De Dantzig à Donetsk, 1939-2014

« Mourir pour Dantzig » Cette phrase symbolise l'attitude de l'Europe occidentale face à la guerre qui éclata il y a soixante-quinze ans. La France et le Royaume-Uni donnèrent à trois reprises le feu vert au dictateur allemand. Ni l'Anschluss, ni l'occupation des Sudètes, ni le démantèlement de la Tchécoslovaquie n'entraînèrent pour Hitler de conséquences sérieuses. Quand, le 1er septembre 1939, dans le prolongement du pacte germano-soviétique, les premiers tirs retentirent à Dantzig, les Occidentaux ne se résolurent qu'à une « drôle de guerre ». C'est ainsi qu'ils donnèrent à Hitler leur feu vert pour la quatrième fois, pensant que, au prix de la fin de Dantzig, ils sauveraient leur propre vie. La prochaine capitale à être occupée fut Paris, puis les bombes tombèrent sur Londres. C'est alors seulement que l'on se mit à crier : « Stop » et « Plus jamais ça ! »
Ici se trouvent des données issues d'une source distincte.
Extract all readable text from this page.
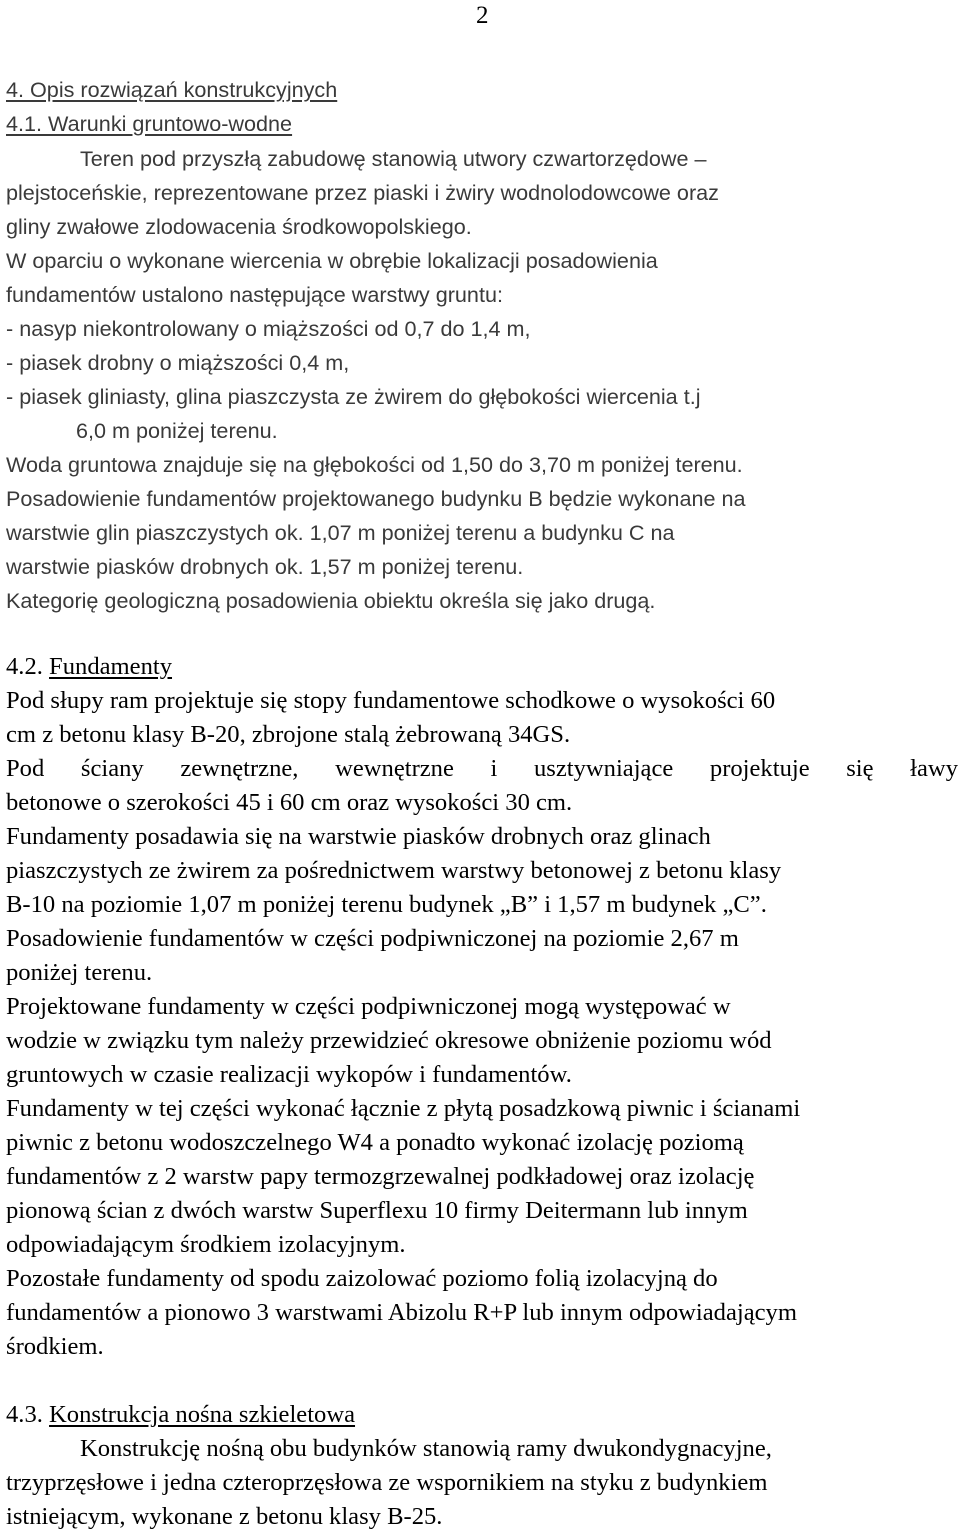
2
4. Opis rozwiązań konstrukcyjnych
4.1. Warunki gruntowo-wodne
Teren pod przyszłą zabudowę stanowią utwory czwartorzędowe –
plejstoceńskie, reprezentowane przez piaski i żwiry wodnolodowcowe oraz
gliny zwałowe zlodowacenia środkowopolskiego.
W oparciu o wykonane wiercenia w obrębie lokalizacji posadowienia
fundamentów ustalono następujące warstwy gruntu:
- nasyp niekontrolowany o miąższości od 0,7 do 1,4 m,
- piasek drobny o miąższości 0,4 m,
- piasek gliniasty, glina piaszczysta ze żwirem do głębokości wiercenia t.j
6,0 m poniżej terenu.
Woda gruntowa znajduje się na głębokości od 1,50 do 3,70 m poniżej terenu.
Posadowienie fundamentów projektowanego budynku B będzie wykonane na
warstwie glin piaszczystych ok. 1,07 m poniżej terenu a budynku C na
warstwie piasków drobnych ok. 1,57 m poniżej terenu.
Kategorię geologiczną posadowienia obiektu określa się jako drugą.
4.2. Fundamenty
Pod słupy ram projektuje się stopy fundamentowe schodkowe o wysokości 60
cm z betonu klasy B-20, zbrojone stalą żebrowaną 34GS.
Pod ściany zewnętrzne, wewnętrzne i usztywniające projektuje się ławy
betonowe o szerokości 45 i 60 cm oraz wysokości 30 cm.
Fundamenty posadawia się na warstwie piasków drobnych oraz glinach
piaszczystych ze żwirem za pośrednictwem warstwy betonowej z betonu klasy
B-10 na poziomie 1,07 m poniżej terenu budynek „B” i 1,57 m budynek „C”.
Posadowienie fundamentów w części podpiwniczonej na poziomie 2,67 m
poniżej terenu.
Projektowane fundamenty w części podpiwniczonej mogą występować w
wodzie w związku tym należy przewidzieć okresowe obniżenie poziomu wód
gruntowych w czasie realizacji wykopów i fundamentów.
Fundamenty w tej części wykonać łącznie z płytą posadzkową piwnic i ścianami
piwnic z betonu wodoszczelnego W4 a ponadto wykonać izolację poziomą
fundamentów z 2 warstw papy termozgrzewalnej podkładowej oraz izolację
pionową ścian z dwóch warstw Superflexu 10 firmy Deitermann lub innym
odpowiadającym środkiem izolacyjnym.
Pozostałe fundamenty od spodu zaizolować poziomo folią izolacyjną do
fundamentów a pionowo 3 warstwami Abizolu R+P lub innym odpowiadającym
środkiem.
4.3. Konstrukcja nośna szkieletowa
Konstrukcję nośną obu budynków stanowią ramy dwukondygnacyjne,
trzyprzęsłowe i jedna czteroprzęsłowa ze wspornikiem na styku z budynkiem
istniejącym, wykonane z betonu klasy B-25.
Cette politique égoïste et à court terme des Européens face à l'agresseur ne peut plus se répéter. Or, la récente évolution du monde ressemble à l'année 1939. La Russie, Etat agressif, occupe une partie du territoire de son voisin ukrainien : la Crimée. L'armée et les services spéciaux du président Poutine, intervenant incognito, opèrent dans l'est de l'Ukraine, en soutenant les formations qui terrorisent la population et la menacent d'invasion.

NOUVELLE « OSTPOLITIK ».
Il y a cependant une nouveauté par rapport à 1939 : l'agresseur a réussi à attirer politiciens et hommes d'affaires, alors que ses partenaires occidentaux croyaient encore à son « visage humain ». Le lobby formé influence la politique de nombreux pays. On a parlé de Russia first (« d'abord la Russie ») et même de Russia only (« seule la Russie »). A présent, celle-ci s'est effondrée. L'Europe a désormais de toute urgence besoin d'une nouvelle Ostpolitik. Aussi lançons-nous à nos concitoyens et aux Etats européens un appel urgent.
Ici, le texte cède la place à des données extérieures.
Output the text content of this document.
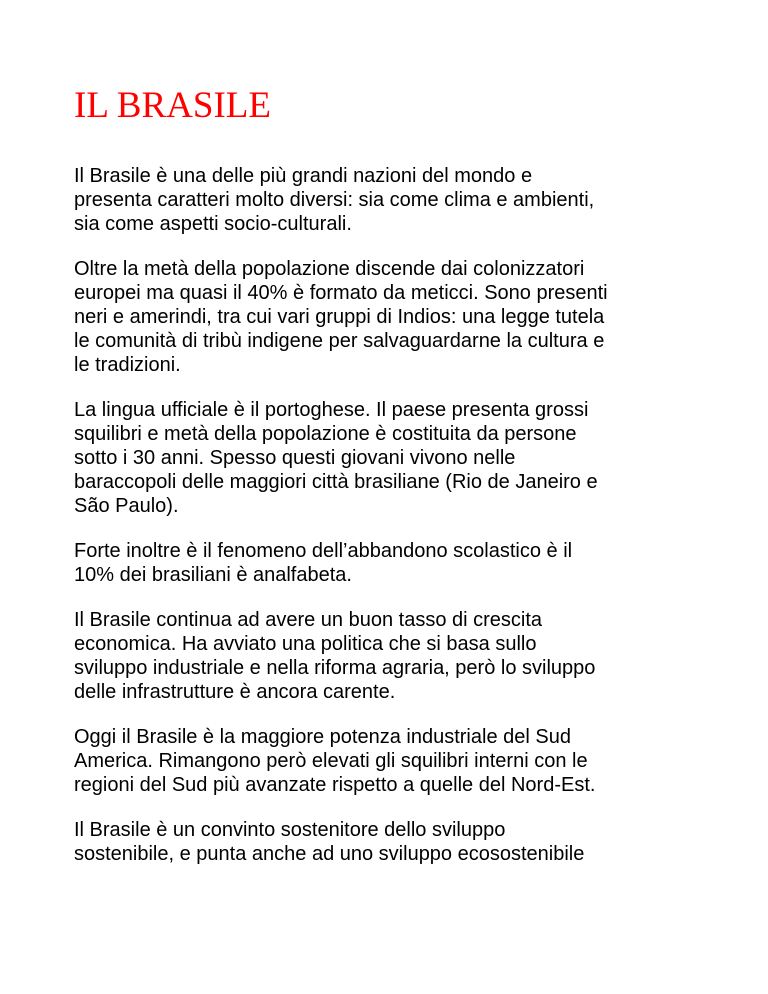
IL BRASILE

Il Brasile è una delle più grandi nazioni del mondo e
presenta caratteri molto diversi: sia come clima e ambienti,
sia come aspetti socio-culturali.

Oltre la metà della popolazione discende dai colonizzatori
europei ma quasi il 40% è formato da meticci. Sono presenti
neri e amerindi, tra cui vari gruppi di Indios: una legge tutela
le comunità di tribù indigene per salvaguardarne la cultura e
le tradizioni.

La lingua ufficiale è il portoghese. Il paese presenta grossi
squilibri e metà della popolazione è costituita da persone
sotto i 30 anni. Spesso questi giovani vivono nelle
baraccopoli delle maggiori città brasiliane (Rio de Janeiro e
São Paulo).

Forte inoltre è il fenomeno dell’abbandono scolastico è il
10% dei brasiliani è analfabeta.

Il Brasile continua ad avere un buon tasso di crescita
economica. Ha avviato una politica che si basa sullo
sviluppo industriale e nella riforma agraria, però lo sviluppo
delle infrastrutture è ancora carente.

Oggi il Brasile è la maggiore potenza industriale del Sud
America. Rimangono però elevati gli squilibri interni con le
regioni del Sud più avanzate rispetto a quelle del Nord-Est.

Il Brasile è un convinto sostenitore dello sviluppo
sostenibile, e punta anche ad uno sviluppo ecosostenibile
François Hollande, président de la République française, se trouve devant la tentative de faire un pas qui serait bien plus grave que la passivité de la France en 1939. Dans les semaines à venir, la France est en passe de devenir le seul Etat européen à aider l'agresseur : Paris entend livrer à la Russie de M. Poutine deux navires porte-hélicoptères Mistral. Cette coopération a commencé en 2010 et à l'époque, déjà, des protestations s'étaient exprimées. Nicolas Sarkozy, le président d'alors, avait l'habitude d'y couper court en répétant « la guerre froide est finie ».
A présent, la guerre ouverte est bel et bien lancée, il n'y a donc aucune raison d'honorer les anciens engagements. Des politiciens et Bernard-Henri Lévy ont déjà proposé à la France de vendre ses navires soit à l'OTAN, soit à l'Union européenne (UE). Si M. Hollande ne change pas d'avis, les citoyens de l'Europe devraient l'en convaincre en boycottant les produits français.
Dès 1982, l'Allemagne (alors RFA) avait commencé à dépendre du gaz russe, malgré les mises en garde contre l'installation de nouveaux gazoducs, les qualifiant de potentiels « instruments de chantage ». Mais les Allemands, soit en raison du fameux complexe de culpabilité, soit croyant au « miracle économique russe », appréciaient la coopération avec Moscou. Tout ceci au nom d'une malheureuse tradition allemande, d'après laquelle, à l'Est, on ne discute qu'avec un seul partenaire, la Russie. Ainsi, des entreprises appartenant à l'Etat russe ou à ses oligarques se sont installées en Allemagne. Berlin devrait mettre un frein à ce genre de dépendance derrière laquelle se dissimulent toujours des pressions politiques. Tous les Européens et chaque pays à titre individuel devraient prendre part aux actions d'aide à l'Ukraine menacée. Des centaines de réfugiés de l'est de l'Ukraine et de Crimée ont besoin d'aide. Son économie a été rendue exsangue par des années de contrat aux conditions draconiennes avec le géant russe Gazprom qui est en position de monopole sur le marché énergétique. L'économie ukrainienne a besoin de nouveaux partenaires commerciaux.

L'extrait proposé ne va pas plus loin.